I am gonna go ahead and put things like Paleo, Atkins, Whole30, even Vegan or Vegetarian Diets in this group. Clean eating is minimizing or eliminating the amount of processed food in your diet. Many people end up losing weight because whole foods are more satiating than processed foods so they just end up eating less. Sometimes this also means blacklisting certain foods, often for no good reason. Paleo, I am looking at you.

Macro Counting

Counting your macros means that you are paying attention to the amount of each macronutrient going into your body on the daily. Protein, Carbs, and Fat. The ratio of these three nutrients can vary tremendously depending upon the goals you have. But really, this approach acknowledges that each nutrient has massively different functions within the body and different ratios yield different results. For instance, it doesn’t matter how clean your diet is, if you’re not getting enough protein, you’re gonna have a hard time building or keeping muscle.

Carb Timing

Many people, especially if they are veteran dieters, have a damaged metabolism.
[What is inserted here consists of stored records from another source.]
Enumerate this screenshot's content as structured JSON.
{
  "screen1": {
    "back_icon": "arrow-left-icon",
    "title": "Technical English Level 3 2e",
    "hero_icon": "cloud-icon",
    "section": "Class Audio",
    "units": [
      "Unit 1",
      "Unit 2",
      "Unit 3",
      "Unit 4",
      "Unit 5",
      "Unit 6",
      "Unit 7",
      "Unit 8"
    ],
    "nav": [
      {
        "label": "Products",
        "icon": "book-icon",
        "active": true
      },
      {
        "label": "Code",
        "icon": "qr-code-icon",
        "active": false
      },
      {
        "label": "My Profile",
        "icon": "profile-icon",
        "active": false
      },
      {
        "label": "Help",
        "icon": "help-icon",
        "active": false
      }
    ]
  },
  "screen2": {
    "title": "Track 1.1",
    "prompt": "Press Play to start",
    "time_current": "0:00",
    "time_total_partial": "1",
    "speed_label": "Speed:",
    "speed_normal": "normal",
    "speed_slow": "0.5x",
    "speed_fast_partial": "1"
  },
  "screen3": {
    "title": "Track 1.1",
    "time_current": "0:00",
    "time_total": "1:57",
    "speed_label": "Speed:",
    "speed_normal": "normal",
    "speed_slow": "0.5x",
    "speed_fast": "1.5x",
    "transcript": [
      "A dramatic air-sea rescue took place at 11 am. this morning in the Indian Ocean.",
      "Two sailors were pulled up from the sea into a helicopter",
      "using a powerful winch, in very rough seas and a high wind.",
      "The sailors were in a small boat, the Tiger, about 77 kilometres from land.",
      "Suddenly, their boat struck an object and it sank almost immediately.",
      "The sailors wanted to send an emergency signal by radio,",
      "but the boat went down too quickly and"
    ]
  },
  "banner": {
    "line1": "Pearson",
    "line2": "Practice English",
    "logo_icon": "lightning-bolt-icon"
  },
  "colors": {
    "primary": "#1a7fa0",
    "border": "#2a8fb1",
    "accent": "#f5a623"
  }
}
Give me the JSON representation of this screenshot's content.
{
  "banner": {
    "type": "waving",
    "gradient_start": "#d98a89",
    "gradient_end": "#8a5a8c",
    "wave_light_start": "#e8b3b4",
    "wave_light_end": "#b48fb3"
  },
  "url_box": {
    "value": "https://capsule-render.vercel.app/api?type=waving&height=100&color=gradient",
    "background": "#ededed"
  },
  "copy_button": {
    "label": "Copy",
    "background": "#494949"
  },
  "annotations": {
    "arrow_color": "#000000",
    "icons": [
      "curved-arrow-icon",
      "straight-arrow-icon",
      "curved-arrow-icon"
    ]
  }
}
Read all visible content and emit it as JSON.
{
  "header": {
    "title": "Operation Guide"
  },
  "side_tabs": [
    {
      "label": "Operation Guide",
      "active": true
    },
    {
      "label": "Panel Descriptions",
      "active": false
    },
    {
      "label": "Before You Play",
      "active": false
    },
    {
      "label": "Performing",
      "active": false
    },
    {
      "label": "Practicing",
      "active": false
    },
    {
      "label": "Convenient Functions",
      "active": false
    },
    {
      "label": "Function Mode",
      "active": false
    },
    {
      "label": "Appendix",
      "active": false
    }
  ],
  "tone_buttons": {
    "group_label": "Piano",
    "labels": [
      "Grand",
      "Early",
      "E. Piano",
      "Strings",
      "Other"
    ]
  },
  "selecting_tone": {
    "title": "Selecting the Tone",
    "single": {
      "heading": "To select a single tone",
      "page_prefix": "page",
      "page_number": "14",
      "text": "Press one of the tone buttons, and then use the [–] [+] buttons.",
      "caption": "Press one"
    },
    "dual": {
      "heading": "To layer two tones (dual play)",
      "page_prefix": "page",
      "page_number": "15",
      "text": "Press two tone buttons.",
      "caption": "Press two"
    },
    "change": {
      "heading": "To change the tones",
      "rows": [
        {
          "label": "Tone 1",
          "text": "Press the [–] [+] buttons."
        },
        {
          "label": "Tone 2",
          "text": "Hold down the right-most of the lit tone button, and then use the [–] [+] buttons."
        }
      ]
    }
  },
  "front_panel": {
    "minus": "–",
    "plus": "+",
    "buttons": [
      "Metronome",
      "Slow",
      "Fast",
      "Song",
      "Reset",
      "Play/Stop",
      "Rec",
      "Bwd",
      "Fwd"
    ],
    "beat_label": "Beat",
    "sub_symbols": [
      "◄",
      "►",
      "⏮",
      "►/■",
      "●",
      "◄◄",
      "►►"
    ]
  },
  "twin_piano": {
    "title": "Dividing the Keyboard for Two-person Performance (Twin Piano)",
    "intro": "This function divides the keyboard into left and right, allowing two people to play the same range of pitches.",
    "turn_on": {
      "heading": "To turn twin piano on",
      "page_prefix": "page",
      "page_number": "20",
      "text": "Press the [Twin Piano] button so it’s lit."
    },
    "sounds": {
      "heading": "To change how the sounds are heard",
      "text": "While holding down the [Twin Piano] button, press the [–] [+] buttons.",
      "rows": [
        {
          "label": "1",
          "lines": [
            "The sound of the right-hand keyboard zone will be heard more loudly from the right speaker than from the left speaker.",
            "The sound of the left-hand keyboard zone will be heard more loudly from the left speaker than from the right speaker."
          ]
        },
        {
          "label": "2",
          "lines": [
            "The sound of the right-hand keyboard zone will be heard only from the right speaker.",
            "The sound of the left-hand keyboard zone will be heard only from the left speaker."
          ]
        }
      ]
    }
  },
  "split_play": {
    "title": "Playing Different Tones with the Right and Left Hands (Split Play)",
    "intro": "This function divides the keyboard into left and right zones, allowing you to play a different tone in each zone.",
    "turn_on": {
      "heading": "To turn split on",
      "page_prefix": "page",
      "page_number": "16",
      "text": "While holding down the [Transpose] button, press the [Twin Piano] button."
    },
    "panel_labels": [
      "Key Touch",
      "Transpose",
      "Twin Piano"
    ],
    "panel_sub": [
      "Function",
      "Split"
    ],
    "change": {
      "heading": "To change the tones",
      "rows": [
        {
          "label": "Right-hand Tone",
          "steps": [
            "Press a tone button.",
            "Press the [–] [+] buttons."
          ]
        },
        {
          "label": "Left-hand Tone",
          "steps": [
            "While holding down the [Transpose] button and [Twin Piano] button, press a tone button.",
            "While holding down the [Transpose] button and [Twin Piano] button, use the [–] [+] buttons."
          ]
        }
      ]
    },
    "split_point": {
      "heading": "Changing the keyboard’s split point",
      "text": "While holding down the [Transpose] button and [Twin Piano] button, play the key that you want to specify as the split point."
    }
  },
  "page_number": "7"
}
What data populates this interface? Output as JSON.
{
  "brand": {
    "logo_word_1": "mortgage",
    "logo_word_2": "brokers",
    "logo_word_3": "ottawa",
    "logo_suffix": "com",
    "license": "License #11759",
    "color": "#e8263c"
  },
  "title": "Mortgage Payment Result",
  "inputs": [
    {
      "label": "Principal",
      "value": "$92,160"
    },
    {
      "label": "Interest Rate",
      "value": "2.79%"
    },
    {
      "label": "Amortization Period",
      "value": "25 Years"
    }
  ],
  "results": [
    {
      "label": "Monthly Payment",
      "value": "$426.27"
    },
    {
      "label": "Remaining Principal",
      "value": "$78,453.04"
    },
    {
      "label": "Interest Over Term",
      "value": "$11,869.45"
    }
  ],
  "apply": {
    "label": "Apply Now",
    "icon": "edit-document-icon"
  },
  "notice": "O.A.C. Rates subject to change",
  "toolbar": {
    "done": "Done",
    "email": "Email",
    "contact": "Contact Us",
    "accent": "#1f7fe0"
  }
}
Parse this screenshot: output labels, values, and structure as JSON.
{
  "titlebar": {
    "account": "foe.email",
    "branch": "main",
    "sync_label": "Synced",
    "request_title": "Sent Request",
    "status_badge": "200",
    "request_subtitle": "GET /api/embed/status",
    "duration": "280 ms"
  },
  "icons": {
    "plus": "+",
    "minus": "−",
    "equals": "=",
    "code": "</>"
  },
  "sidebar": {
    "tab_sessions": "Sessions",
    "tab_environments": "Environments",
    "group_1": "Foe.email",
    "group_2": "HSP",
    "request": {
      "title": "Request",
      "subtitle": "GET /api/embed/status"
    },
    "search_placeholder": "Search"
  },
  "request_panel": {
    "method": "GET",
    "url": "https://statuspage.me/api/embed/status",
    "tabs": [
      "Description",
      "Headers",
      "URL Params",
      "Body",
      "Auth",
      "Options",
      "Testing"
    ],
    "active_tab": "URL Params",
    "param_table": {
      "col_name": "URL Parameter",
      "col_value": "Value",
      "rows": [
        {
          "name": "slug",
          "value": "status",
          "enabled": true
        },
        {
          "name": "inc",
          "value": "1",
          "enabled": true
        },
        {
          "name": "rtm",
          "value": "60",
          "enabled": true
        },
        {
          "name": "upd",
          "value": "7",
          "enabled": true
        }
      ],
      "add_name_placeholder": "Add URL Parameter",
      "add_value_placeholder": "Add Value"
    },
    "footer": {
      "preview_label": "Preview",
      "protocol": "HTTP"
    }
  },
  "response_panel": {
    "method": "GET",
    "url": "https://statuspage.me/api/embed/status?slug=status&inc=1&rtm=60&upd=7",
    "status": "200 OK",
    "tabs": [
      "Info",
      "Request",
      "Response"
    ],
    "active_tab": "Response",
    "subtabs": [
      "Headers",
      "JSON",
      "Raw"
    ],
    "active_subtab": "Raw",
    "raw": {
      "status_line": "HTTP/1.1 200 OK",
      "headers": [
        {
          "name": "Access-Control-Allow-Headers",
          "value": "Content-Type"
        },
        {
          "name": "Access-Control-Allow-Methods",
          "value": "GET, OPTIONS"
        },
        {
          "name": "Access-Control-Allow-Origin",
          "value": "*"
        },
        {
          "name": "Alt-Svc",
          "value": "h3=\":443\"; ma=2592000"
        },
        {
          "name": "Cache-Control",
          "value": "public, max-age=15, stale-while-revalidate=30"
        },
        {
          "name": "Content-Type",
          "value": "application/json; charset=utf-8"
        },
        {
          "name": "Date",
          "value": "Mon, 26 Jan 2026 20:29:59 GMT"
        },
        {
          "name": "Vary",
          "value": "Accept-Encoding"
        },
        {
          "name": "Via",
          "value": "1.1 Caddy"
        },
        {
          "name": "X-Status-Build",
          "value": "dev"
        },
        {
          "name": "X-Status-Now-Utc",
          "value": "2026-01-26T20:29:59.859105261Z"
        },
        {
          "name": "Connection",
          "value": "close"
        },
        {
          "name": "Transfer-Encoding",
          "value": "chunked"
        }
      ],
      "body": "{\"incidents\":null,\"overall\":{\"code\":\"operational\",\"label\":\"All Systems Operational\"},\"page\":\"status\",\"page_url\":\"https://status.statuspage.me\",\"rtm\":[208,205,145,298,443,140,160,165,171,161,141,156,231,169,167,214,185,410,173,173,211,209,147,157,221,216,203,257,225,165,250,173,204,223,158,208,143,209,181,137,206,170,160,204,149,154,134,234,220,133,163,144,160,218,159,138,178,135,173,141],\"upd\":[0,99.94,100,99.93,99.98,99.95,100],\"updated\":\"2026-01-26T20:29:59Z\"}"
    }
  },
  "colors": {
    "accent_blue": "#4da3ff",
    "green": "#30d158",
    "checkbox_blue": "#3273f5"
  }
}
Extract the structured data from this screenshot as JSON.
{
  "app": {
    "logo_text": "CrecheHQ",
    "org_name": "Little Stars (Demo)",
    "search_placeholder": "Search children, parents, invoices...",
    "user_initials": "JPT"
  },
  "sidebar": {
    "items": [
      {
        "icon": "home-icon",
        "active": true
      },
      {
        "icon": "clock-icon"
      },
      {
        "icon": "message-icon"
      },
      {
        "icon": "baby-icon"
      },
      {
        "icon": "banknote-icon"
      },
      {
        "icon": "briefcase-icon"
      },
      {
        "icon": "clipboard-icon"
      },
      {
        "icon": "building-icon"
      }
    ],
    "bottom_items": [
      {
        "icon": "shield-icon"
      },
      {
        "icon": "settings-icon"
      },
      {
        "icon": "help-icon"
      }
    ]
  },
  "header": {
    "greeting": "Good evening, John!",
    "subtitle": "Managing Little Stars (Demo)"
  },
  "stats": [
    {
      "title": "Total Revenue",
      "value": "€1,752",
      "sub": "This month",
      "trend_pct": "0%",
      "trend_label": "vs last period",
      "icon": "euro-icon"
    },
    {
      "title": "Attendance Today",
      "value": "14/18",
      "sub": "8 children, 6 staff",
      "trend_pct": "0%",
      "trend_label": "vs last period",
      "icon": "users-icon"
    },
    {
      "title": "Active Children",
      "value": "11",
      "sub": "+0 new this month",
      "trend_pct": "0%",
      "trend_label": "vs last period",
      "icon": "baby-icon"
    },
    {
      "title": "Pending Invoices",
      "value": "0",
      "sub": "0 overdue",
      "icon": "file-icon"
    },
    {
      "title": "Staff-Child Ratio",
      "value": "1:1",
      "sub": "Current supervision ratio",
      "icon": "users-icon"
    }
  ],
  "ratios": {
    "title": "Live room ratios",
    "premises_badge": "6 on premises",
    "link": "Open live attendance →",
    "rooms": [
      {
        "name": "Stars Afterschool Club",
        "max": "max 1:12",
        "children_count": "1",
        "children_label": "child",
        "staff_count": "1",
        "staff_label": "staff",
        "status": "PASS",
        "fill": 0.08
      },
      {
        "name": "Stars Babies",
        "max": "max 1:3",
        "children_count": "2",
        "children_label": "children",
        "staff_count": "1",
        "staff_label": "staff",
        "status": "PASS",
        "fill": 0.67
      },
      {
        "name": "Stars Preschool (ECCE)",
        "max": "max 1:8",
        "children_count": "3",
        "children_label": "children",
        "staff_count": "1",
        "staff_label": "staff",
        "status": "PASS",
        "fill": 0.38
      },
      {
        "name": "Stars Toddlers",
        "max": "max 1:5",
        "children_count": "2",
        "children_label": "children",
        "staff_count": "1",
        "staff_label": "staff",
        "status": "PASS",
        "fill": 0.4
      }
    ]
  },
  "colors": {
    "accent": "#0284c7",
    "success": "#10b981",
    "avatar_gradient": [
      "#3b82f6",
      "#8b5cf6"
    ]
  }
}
What I mean by that is the metabolism uses more glucose and less fat at rest than we would like. That means, when we eat carbs, our body spends it right away. We get the high and then we crash. Ideally, we are fully aerobic at rest, meaning our bodies are only using fat while we’re not at the gym. To do that we can time our carb intake around workouts to essentially teach to the body to use carbs properly.

Each approach has it’s merits and it’s downfalls. Each individual has different needs and different diet history, and there is no one size fits all approach to eating. Understand that the closer you get to your goals, the more specific you might need to be. And something that worked for you in the past, might not work for you now.